The commission approved -- with conditions -- the revised preliminary development plan, the landscape and hardscape plan, the American Greetings building development plan, plans for three parking garages including one connected to the American Greetings building, and the lot split/assembly plan.
Bill McCarthy, vice-president of architecture firm RTKL, spoke of how the American Greetings building shows that Crocker Park and American Greetings want to be "good neighbors."
"It fits into the context of Crocker Park," he said, addressing the building's design as well as its connection with the rest Crocker Park.
Some key components of the American Greetings headquarters design:
- The building will be about 660,000 square feet. About 600,000 square feet will be American Greetings space, the rest will be ground-level retail space.
- McCarthy described the building's aesthetic as "modern traditional," fitting in with Crocker Park while having its own distinct touches, like a wall of windows showcasing the red rose American Greetings logo.
- The main entrance to the building will not face Crocker Road, but will be on the western side of the building.
- A high berm with trees on top will face Crocker Road, mostly hiding a truck entrance.
While the plans were approved by the Planning Commission, they ultimately have to be approved by City Council. Council returns from its summer break with a meeting on Sept. 6.
Planning and Economic Development Director Robert Parry praised the design of the American Greetings headquarters.
"It's a very attractive building," he said. "They've done a nice job of blending it into Crocker Park while it also stands out on its own."
Residents, Planning Commission members and Parry brought up some concerns about the plans, including:
- The sight of trucks parked at the service entrance of American Greetings, which faces Crocker Road. Commission member Daniel Meehan wondered how visible trucks parked outside would be to pedestrians walking nearby. Jack Bialosky of Bialosky & Partners said that there were five service bays, so trucks would be able to go inside to deliver food or office supplies, or pick up trash. A screening wall would be a security concern, he added.

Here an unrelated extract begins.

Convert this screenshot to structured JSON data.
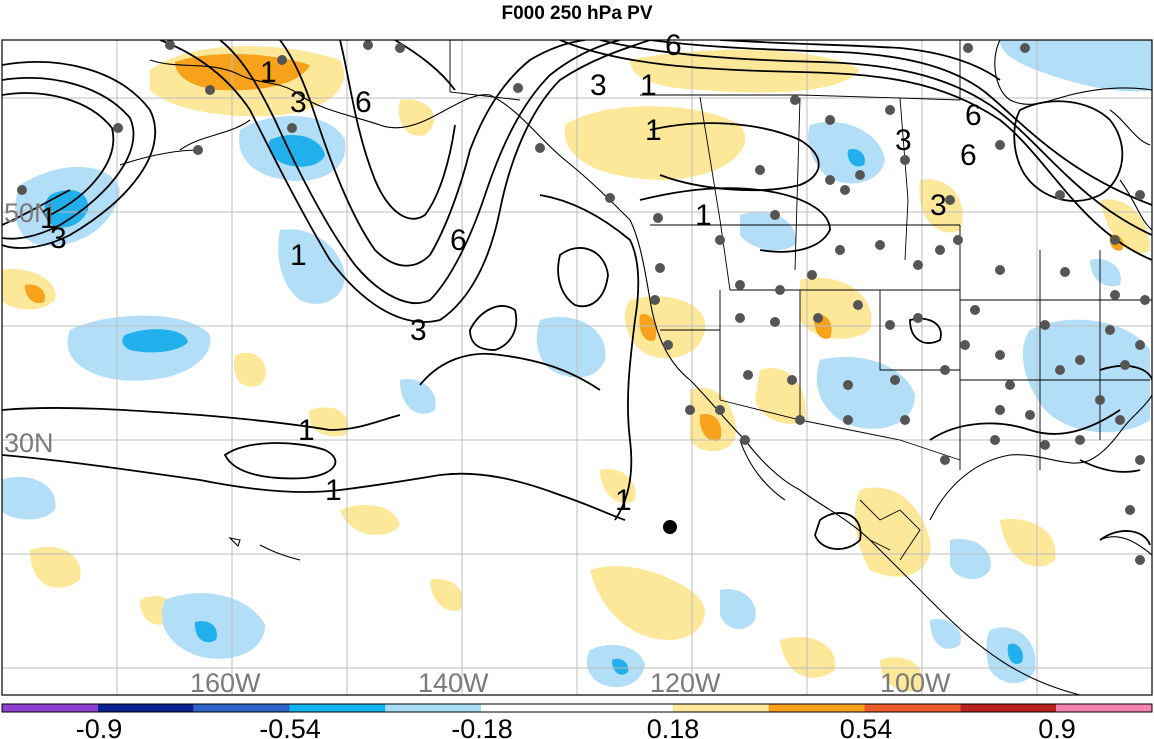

- Lights from cars using the American Greetings parking garage affecting neighbors to the south and west. Bialosky said they will use trees, concrete crash walls and an outdoor textile screen on the western wall of the garage to minimize light. Much of the southern wall will be corrugated or standing-seam metal, and concrete crash walls.
- Noise from the heating and cooling system on the roof. Parry was worried there wasn't enough screening to protect neighbors to the south. McCarthy said his firm had brought in an acoustical engineer and that noise was not an issue.
Because the Crocker Park items took almost two hours to get through, five items on the agenda, including an adult day care facility for Our Lady of the Wayside, were tabled until the Sept. 10 Planning Commission meeting.